Both cluster before the update were working fine.

Someone else has any idea where I have to look for getting it up and running?

1 Like

Check if Kubelet Secure Port (10250) is Open:
You mentioned that firewall rules allow 10250, but let’s double-check:

Run the following command from a node inside the cluster:

nc -zv 10.1.20.30 10250

If the connection fails, there might be a network policy blocking access.

Ensure that the GKE master can reach the nodes on port 10250:

kubectl get nodes -o wide # Check node IPs

gcloud compute firewall-rules list --filter=“name~‘kubernetes’” # Verify rules

Thanks,
Darwin Vinoth.
Linkedin

Hello, I’ve tried the three commands and I don’t see anything wrong. (different ip because this particular cluster has spot instances)

nc command:

Screenshot 2025-03-25 at 14.22.57.png

get nodes:

firewall list:

both cluster has the insecure kubelet port turned off following the official gke guides, so the duplicated exkubelt and inkubelet rules. I reiterated that in both cluster with the older version I’ve never have any trouble.

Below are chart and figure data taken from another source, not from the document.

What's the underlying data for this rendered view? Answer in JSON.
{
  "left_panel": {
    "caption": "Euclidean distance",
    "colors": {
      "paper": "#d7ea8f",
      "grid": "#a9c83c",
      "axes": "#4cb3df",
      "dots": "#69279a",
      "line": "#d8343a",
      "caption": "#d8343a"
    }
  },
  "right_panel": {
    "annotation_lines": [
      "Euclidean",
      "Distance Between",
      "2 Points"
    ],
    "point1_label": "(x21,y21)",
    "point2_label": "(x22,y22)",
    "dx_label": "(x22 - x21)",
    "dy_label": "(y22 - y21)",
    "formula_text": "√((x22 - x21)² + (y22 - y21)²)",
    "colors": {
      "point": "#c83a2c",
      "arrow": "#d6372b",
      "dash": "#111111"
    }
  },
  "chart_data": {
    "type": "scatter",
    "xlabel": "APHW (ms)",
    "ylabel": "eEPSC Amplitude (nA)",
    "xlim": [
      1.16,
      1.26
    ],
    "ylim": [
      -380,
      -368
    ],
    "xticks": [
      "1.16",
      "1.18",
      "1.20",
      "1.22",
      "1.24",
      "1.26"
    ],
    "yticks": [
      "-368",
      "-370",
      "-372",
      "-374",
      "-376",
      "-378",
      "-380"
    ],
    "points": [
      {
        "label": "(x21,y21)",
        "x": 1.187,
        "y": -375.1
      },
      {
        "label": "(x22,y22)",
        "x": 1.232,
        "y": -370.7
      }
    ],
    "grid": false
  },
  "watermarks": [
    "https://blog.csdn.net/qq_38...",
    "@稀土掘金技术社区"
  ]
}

Today the errors are somewhat different, it seems that there is some kind of tls error on the kubelet?

I’ve managed to change the image of the pod-nanny to the previous tag 1.8.23-gke.1 and the pod is up and running without problems. But then gke see the change and revert it to 1.8.19-gke.6 and it broke again. The 1.8.19 has been tagged 4 days ago and the 1.8.23 19 days ago…

This was fixed with a patch version ending in 001. For me it was 1.30.10-gke.1227001 when 1.30.10-gke.1227000 was broken.

2 Likes

Yeah I’m seeing right now that they have released 1.31.6-gke.1221001 and 1.31.7-gke.1013001 yesterday. I will have to wait the rollup in my regions because I cannot already see them in my update list…

1 Like

Also seeing this. I’m not seeing the *001 in my dropdown list options yet either. I’ve only rolled this out to my lower envs, going to give it through today to see if the patch gets rolled out, if not I guess it’s rollback time :disappointed_face:

Google says it could be up to Saturday, March 29 to be rolled out everywhere. I had the patch everywhere except one environment, so I rolled back.

If someone needs it, I can confirm that I can see these new versions on europe-west1 region. The rollout is proceeding slowly but surely :slightly_smiling_face:

And I can confirm that the crash loop cause has been fixed!